La relation entre le Japon et les États-Unis est mise à l’épreuve alors que Tokyo s’inquiète du rôle croissant de Pékin dans la région. Avec l’intervention américaine au Venezuela, le gouvernement japonais reconsidère les fondements de son alliance traditionnelle avec Washington.
Historiquement, le Japon a basé ses arguments contre une potentielle annexion de Taïwan par la Chine sur le respect de l’État de droit et l’opposition à tout changement du statu quo par la force. Cependant, l’administration Trump semble compromettre ce dernier principe en intervenant au Venezuela pour destituer Nicolás Maduro le 3 janvier, ce qui a semé le doute sur la fiabilité des États-Unis en tant qu'allié de confiance.
La Première ministre japonaise, Sanae Takaichi, a manifesté son embarras en ne soutenant pas cette intervention lors d’une conférence de presse, se contentant de proposer des efforts diplomatiques pour rétablir la démocratie au Venezuela en collaboration avec d'autres pays du G7. Cela traduit une réticence à s'aligner sans réserve sur les décisions américaines.
Les experts, comme l’économiste Akira Nishio, soulignent que ce changement de position, influencé par une priorisation apparente des intérêts américains pour le continent américain, pourrait désengager Washington des affaires internationales, notamment en Asie. Le Japan Times note également que Trump appelle à la désescalade des tensions sans apporter un soutien concret au Japon face aux provocations chinoises.

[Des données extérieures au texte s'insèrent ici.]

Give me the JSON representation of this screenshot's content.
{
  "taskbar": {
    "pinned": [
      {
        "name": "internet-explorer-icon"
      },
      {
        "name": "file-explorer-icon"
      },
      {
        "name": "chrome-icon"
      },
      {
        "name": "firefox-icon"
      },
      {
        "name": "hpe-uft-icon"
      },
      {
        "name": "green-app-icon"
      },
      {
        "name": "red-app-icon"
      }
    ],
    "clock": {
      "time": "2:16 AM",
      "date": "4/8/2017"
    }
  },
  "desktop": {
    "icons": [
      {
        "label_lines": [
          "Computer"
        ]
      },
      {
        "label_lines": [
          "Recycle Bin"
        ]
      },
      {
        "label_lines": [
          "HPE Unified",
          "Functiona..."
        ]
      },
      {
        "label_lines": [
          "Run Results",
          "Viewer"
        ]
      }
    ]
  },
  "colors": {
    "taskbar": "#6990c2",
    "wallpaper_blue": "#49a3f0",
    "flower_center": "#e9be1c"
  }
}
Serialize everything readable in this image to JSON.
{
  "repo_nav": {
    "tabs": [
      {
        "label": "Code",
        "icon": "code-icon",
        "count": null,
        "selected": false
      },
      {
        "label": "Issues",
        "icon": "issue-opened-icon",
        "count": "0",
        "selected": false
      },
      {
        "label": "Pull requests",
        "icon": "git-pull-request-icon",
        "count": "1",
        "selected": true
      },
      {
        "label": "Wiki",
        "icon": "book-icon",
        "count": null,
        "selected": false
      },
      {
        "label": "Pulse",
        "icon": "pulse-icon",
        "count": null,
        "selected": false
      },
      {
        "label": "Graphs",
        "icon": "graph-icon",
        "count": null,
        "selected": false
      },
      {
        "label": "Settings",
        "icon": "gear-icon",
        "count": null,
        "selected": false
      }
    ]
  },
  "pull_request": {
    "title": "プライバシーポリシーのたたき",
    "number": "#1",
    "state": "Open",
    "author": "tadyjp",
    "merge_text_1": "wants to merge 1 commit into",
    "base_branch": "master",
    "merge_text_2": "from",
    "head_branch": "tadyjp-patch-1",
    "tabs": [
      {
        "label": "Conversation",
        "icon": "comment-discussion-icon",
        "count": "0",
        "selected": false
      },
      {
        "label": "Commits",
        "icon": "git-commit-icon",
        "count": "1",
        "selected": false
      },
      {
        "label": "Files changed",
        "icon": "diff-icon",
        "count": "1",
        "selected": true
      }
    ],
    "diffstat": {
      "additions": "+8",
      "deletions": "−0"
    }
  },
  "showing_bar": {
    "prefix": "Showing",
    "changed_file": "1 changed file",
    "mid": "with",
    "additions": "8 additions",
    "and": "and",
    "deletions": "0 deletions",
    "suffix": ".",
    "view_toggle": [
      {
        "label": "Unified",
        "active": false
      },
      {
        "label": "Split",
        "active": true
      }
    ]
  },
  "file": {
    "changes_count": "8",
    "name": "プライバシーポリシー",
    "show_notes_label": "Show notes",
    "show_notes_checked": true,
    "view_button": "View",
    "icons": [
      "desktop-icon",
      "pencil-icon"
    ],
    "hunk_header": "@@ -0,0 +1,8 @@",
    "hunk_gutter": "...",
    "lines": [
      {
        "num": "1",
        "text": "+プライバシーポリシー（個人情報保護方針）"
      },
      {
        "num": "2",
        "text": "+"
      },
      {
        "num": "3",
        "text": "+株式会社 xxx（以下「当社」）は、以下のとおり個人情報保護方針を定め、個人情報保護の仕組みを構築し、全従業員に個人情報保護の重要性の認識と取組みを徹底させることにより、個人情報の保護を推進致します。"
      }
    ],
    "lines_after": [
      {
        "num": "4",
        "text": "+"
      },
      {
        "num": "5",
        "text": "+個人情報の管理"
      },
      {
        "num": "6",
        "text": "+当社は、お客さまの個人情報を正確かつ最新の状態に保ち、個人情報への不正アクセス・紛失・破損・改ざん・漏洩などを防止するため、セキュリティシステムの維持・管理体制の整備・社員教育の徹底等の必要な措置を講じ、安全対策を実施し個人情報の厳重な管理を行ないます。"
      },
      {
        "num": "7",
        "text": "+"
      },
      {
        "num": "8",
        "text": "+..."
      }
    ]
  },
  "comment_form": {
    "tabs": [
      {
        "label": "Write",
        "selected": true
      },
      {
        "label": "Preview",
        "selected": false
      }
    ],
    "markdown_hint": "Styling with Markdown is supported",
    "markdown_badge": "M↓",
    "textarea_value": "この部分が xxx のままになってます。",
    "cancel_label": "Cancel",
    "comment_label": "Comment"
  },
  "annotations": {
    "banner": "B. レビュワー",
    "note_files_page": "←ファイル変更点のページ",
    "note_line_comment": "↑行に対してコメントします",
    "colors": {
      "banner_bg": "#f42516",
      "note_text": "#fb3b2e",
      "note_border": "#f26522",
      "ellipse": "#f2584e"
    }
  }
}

Dans ce contexte d’incertitude, diverses théories suggèrent que Trump pourrait envisager un partage d’influence mondiale avec Pékin, ce qui serait catastrophique pour Tokyo. Nihon Keizai Shimbun met en garde contre une telle éventualité, soulignant la vigilance accrue du Japon face à un éventuel rapprochement entre les superpuissances.
Pour ne pas demeurer inactif, Tokyo est incité à renforcer ses relations avec des démocraties partageant des valeurs similaires, notamment en Europe. L’idée serait de formuler un « troisième axe » regroupant le Japon, les nations européennes ainsi que d’autres alliés tels que la Corée du Sud et l’Australie, pour contrer l’influence de Washington et Beijing. Asahi Shimbun note qu’avec des positions sur la scène internationale convergentes, cette alliance pourrait contribuer à une stabilité accrue.
Il semble donc urgent pour le Japon de réévaluer ses alliances et d’explorer de nouveaux partenariats, non seulement pour naviguer dans un environnement géopolitique incertain, mais aussi pour défendre ses intérêts à long terme face aux défis posés par la Chine.